Materials
Materials define the surface of your objects — whether something looks like matte plastic, brushed metal, or frosted glass. Facet uses physically-based materials, so surfaces respond realistically to the lighting in your scene.
Core properties
- Colour — the base colour of the surface.
- Metalness — how metallic the surface is. Low values read as plastic or painted surfaces; high values read as metal and pick up reflections from the environment.
- Roughness — how sharp or blurred reflections are. Low roughness is glossy and mirror-like; high roughness is soft and matte.

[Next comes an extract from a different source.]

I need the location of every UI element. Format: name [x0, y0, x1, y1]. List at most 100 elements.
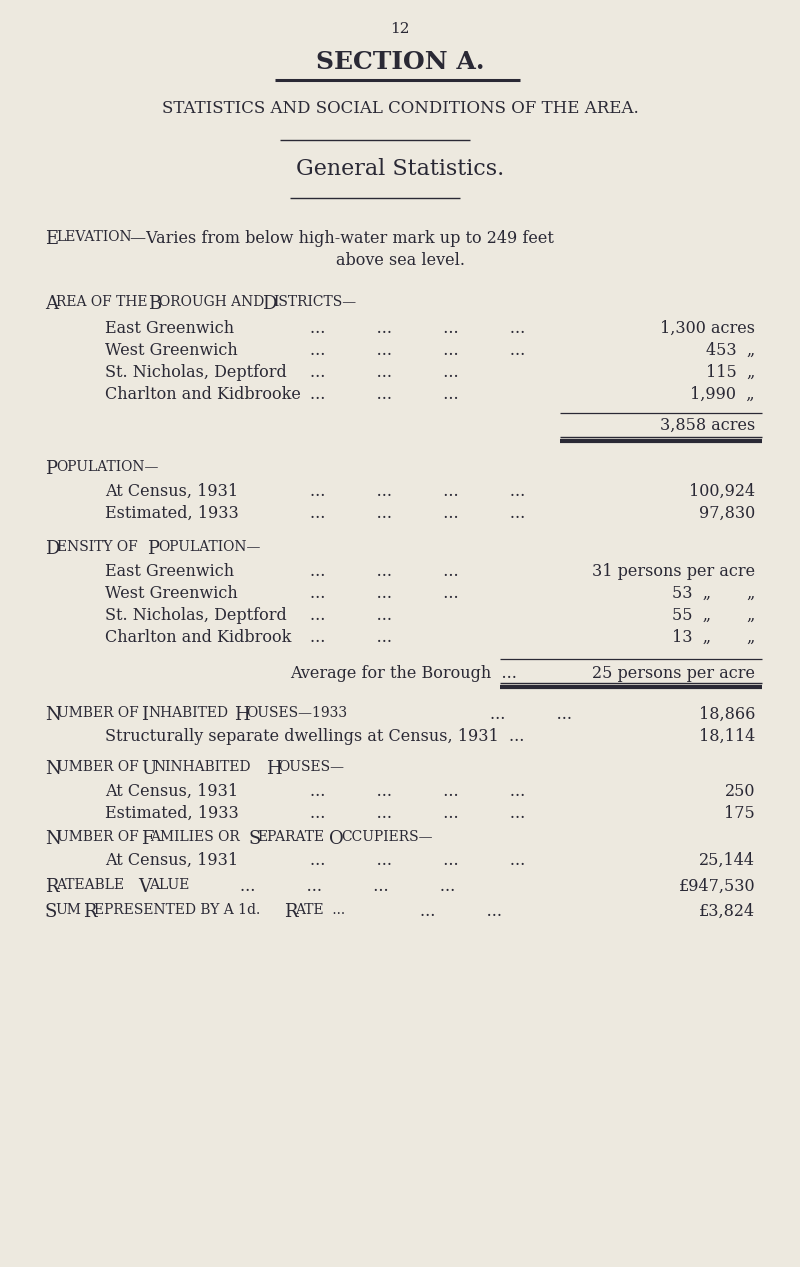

Together, metalness and roughness cover most real-world surfaces. A polished chrome look is high metalness + low roughness; a soft matte finish is low metalness + high roughness.
Glass & transmission
To make glass or other transparent materials, enable transmission. Glass bends the light passing through it, so it needs an environment to refract:
Glass needs an environment. Refraction has nothing to bend without one — set an HDRI environment (see Lighting & HDRI) or your glass will look flat and grey.
Multiple materials
You can assign and edit more than one material in a scene to give different parts distinct surfaces. Adding and editing materials beyond the scene default is part of the paid plans — see Plans & pricing.
Tips
- Start from the environment. Because reflections come from the HDRI, a material can look completely different under a different environment — set your lighting early.
- Small roughness changes have a big visual impact. Nudge it gradually.
- For a premium product look, lean on low roughness plus a clean studio HDRI.